At Nassau County BOCES’s Barry Tech School in Westbury, NY, Electrical Instructor Jim McKillop blends a classroom lecture with hands-on training.
“They’re highly motivated,” McKillop, who has been teaching for over 30 years, says about his students. “They’ve done the research and saw they wanted to invest their time, money and energy into doing something they love. Nobody likes doing a job all day that they know they’re going to be frustrated with. When somebody really takes the time to be happy, it almost feels like they’re not working to some of these guys.”
McKillop answers a student’s question about which proper breaker to install in a panel during their practice session.
A student begins work installing an electrical panel after receiving instructions during the lecture.
Another student begins the wiring of the electrical panel before it is inspected by McKillop
McKillop looks over his student’s work with great detail, but tries to let them find and fix their own mistakes for a stronger learning experience. “If we hold their hand too much, they get out to work and there’s nobody there to hold their hand.
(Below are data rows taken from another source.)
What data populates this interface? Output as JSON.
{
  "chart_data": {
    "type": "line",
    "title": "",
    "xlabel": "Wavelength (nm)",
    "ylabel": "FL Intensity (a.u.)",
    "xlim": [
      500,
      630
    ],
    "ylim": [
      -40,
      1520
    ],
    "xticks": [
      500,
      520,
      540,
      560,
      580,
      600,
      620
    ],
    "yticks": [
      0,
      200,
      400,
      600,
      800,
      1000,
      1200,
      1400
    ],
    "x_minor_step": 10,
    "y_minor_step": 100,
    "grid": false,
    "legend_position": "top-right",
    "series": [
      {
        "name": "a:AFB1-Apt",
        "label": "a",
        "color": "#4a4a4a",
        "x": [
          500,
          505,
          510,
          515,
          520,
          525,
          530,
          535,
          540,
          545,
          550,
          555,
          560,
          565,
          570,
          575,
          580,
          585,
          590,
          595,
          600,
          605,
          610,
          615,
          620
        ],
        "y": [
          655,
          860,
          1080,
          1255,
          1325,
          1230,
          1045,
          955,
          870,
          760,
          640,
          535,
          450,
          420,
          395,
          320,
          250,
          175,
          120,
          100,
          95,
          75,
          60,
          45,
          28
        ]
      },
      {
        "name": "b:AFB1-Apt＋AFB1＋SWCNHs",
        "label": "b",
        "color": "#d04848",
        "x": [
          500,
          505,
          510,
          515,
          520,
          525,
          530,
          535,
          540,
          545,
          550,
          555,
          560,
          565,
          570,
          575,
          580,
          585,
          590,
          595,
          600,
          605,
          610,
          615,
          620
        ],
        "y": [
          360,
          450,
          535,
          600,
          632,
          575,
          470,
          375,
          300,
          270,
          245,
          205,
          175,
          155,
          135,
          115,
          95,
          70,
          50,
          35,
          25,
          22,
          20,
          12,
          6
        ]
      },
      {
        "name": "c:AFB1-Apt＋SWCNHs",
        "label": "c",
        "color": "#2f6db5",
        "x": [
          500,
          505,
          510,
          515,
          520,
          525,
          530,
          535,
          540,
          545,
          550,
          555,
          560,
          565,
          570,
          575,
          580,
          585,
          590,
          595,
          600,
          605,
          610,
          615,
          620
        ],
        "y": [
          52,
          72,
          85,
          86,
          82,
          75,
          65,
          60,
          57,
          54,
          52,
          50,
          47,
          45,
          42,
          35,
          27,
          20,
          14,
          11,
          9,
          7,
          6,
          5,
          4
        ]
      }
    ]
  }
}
The boss expects a lot of them,” he says.
Students at the Local 25 in Hauppague, NY, bend pipe on a Thursday night. While it may seem simple to most, it is crucial that the angles are near-perfect for the wires to run safely through.
One student checks the measurements and angles he drew on the pipe before he begins to bend.
Dave Johnson (right) follows McKillop’s practice and gives his students an important lecture on the angles and types of tools needed to bend pipe before they start their practice.
In the equipment room, Johnson goes over the types and angles of pipe bends he would like the students to practice.
Education in the skilled trades doesn’t just come from hands-on experience. Classroom lectures and length homework, which involves physics and mathematics, is crucial to succeed in the skilled trades in the 21st Century.
Training Director Chris Kelly oversees the apprenticeship program. He says that the instructions and lessons given in his classrooms are just as vital as practice the skills at his training center or on the job.
As Kelly mentioned, the additional knowledge and skills learned in the classroom are just as important as the hands-on experience.
Along with pipe bending for the newer students, the apprentices further along the program will begin to work with wiring in controlled settings such as this classroom.
A cutaway of high-voltage cable splice shows the intricate details and craftsmanship that goes into connecting two power lines together. Similar training equipment can be found throughout the Local 25’s training center.